Neural tube defects (NTD) are among the most common and severe congenital defects. The genetic background of a failure in the neural tube closure, which is the cause of NTD remains unknown. Among potential candidate genes which may contribute to the etiology of these defects the family of BMP (bone morphogenetic proteins) genes is considered.
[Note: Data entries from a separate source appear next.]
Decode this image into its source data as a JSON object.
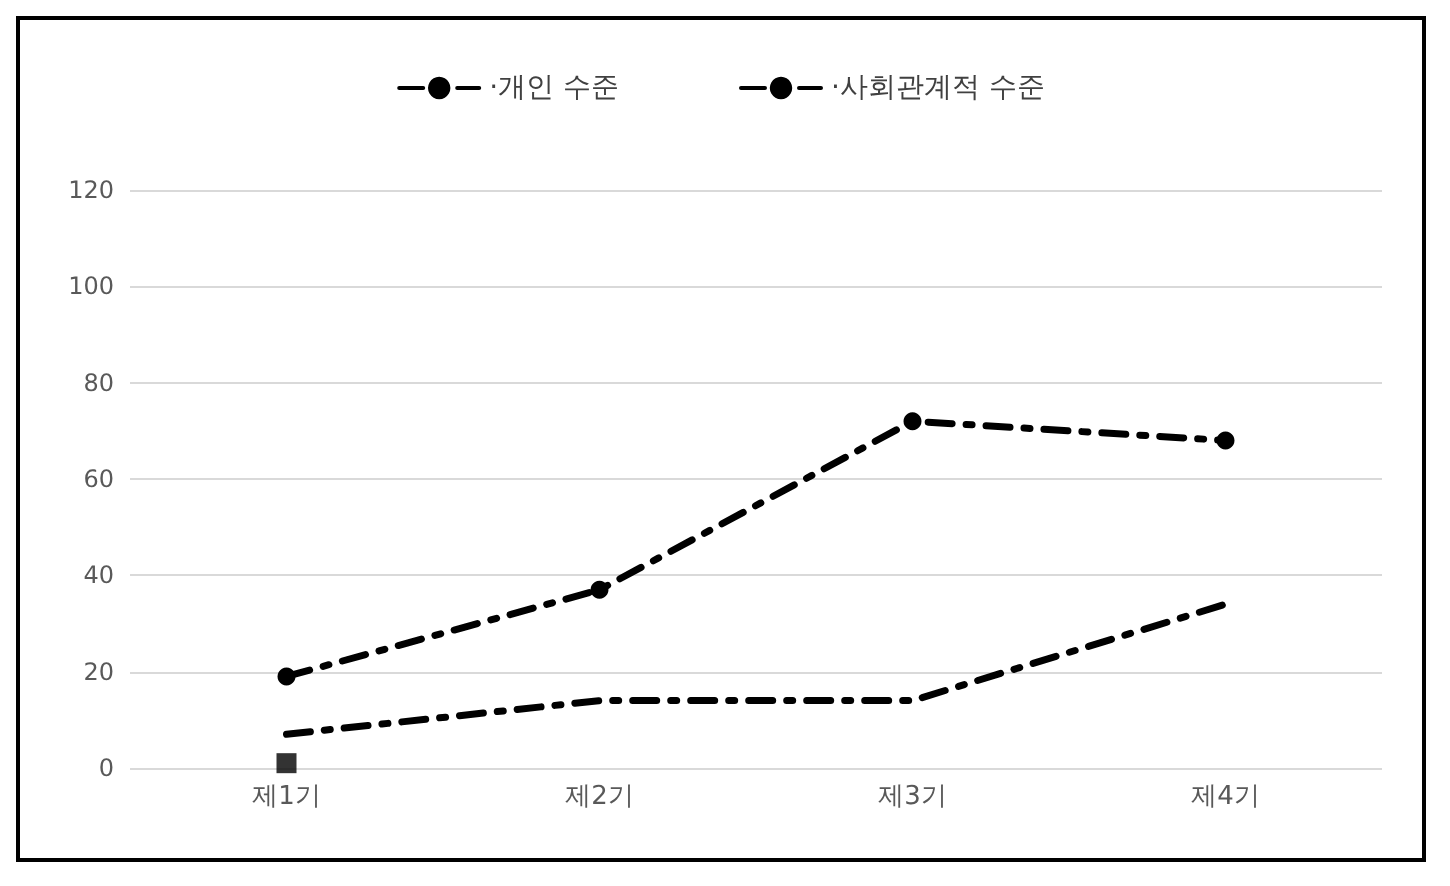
{
  "chart_data": {
    "type": "line",
    "categories": [
      "제1기",
      "제2기",
      "제3기",
      "제4기"
    ],
    "series": [
      {
        "name": "·개인 수준",
        "color": "#000000",
        "values": [
          19,
          37,
          72,
          68
        ],
        "marker": "circle",
        "line_style": "dashed"
      },
      {
        "name": "·사회관계적 수준",
        "color": "#000000",
        "values": [
          7,
          14,
          14,
          34
        ],
        "marker": "none",
        "line_style": "dashed"
      },
      {
        "type": "scatter",
        "color": "#000000",
        "values": [
          1,
          null,
          null,
          null
        ],
        "marker": "square"
      }
    ],
    "ylim": [
      0,
      120
    ],
    "yticks": [
      0,
      20,
      40,
      60,
      80,
      100,
      120
    ],
    "grid": "y",
    "legend": "top"
  }
}
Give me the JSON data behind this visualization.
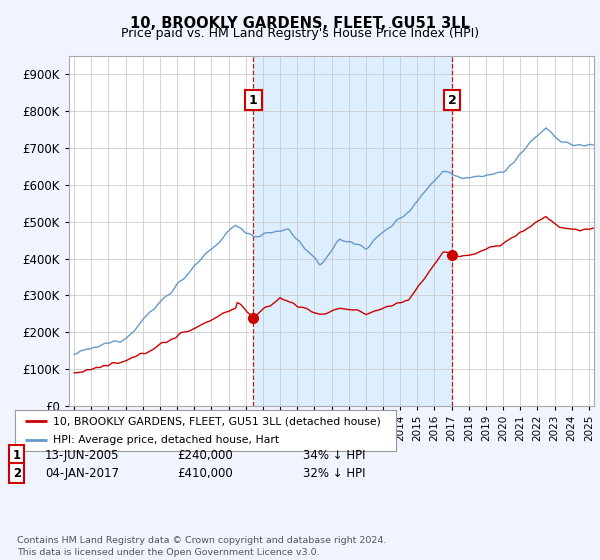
{
  "title": "10, BROOKLY GARDENS, FLEET, GU51 3LL",
  "subtitle": "Price paid vs. HM Land Registry's House Price Index (HPI)",
  "ylim": [
    0,
    950000
  ],
  "yticks": [
    0,
    100000,
    200000,
    300000,
    400000,
    500000,
    600000,
    700000,
    800000,
    900000
  ],
  "xlim_start": 1994.7,
  "xlim_end": 2025.3,
  "sale1_date": 2005.45,
  "sale1_price": 240000,
  "sale1_label": "1",
  "sale2_date": 2017.02,
  "sale2_price": 410000,
  "sale2_label": "2",
  "legend_entry1": "10, BROOKLY GARDENS, FLEET, GU51 3LL (detached house)",
  "legend_entry2": "HPI: Average price, detached house, Hart",
  "table_row1_num": "1",
  "table_row1_date": "13-JUN-2005",
  "table_row1_price": "£240,000",
  "table_row1_hpi": "34% ↓ HPI",
  "table_row2_num": "2",
  "table_row2_date": "04-JAN-2017",
  "table_row2_price": "£410,000",
  "table_row2_hpi": "32% ↓ HPI",
  "footer": "Contains HM Land Registry data © Crown copyright and database right 2024.\nThis data is licensed under the Open Government Licence v3.0.",
  "line_color_red": "#cc0000",
  "line_color_blue": "#6699cc",
  "shade_color": "#ddeeff",
  "background_color": "#ffffff",
  "plot_bg": "#ffffff",
  "grid_color": "#cccccc",
  "fig_bg": "#f0f4ff"
}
The aim of the study was to analyze the possible causative role of mutations of the BMP-2, BMP-4 and BMP-9 genes in the development of NTD. Methods: Genomic sequences of the BMP-2, BMP-4 and BMP-9 genes were amplified by means of PCR technique and subsequently screened for mutations (denaturating high-performance liquid chromatography - DHPLC) in children with NTD. DNA fragments showing an abnormal DHPLC pattern were further directly sequenced to confirm the presence of the mutation. Subsequently, the frequency of the variant was analyzed and compared between the tested group of patients and the control group. Results: 112 children with NTD were enrolled to the study. The control group consisted of 110 healthy children. No mutations were detected within the BMP-2 gene and 1 silent polymorphism (C>T transition in the 142nd codon of the 2nd exon of the gene, no change in protein sequence) was found in the BMP-9 gene. In the BMP-4 gene, the polymorphism was found (538T>C transition with subsequent change of the protein sequence: 147Valine>Alanine). The frequency of 538CC homozygotes in the NTD group was higher (34.8%) than in the controls (26.4%), but the difference did not reach statistical significance (odds ratio 1.49; 95% confidence interval 0.84–2.63; p value in chi-square test 0.17). Conclusion: No mutations within the BMP-2, BMP-4 and BMP-9 genes were detected. The role of these genes in the development of NTD remains uncertain. The study was sponsored by a grant from State Committee for Scientific Research (No. 3P05E13823).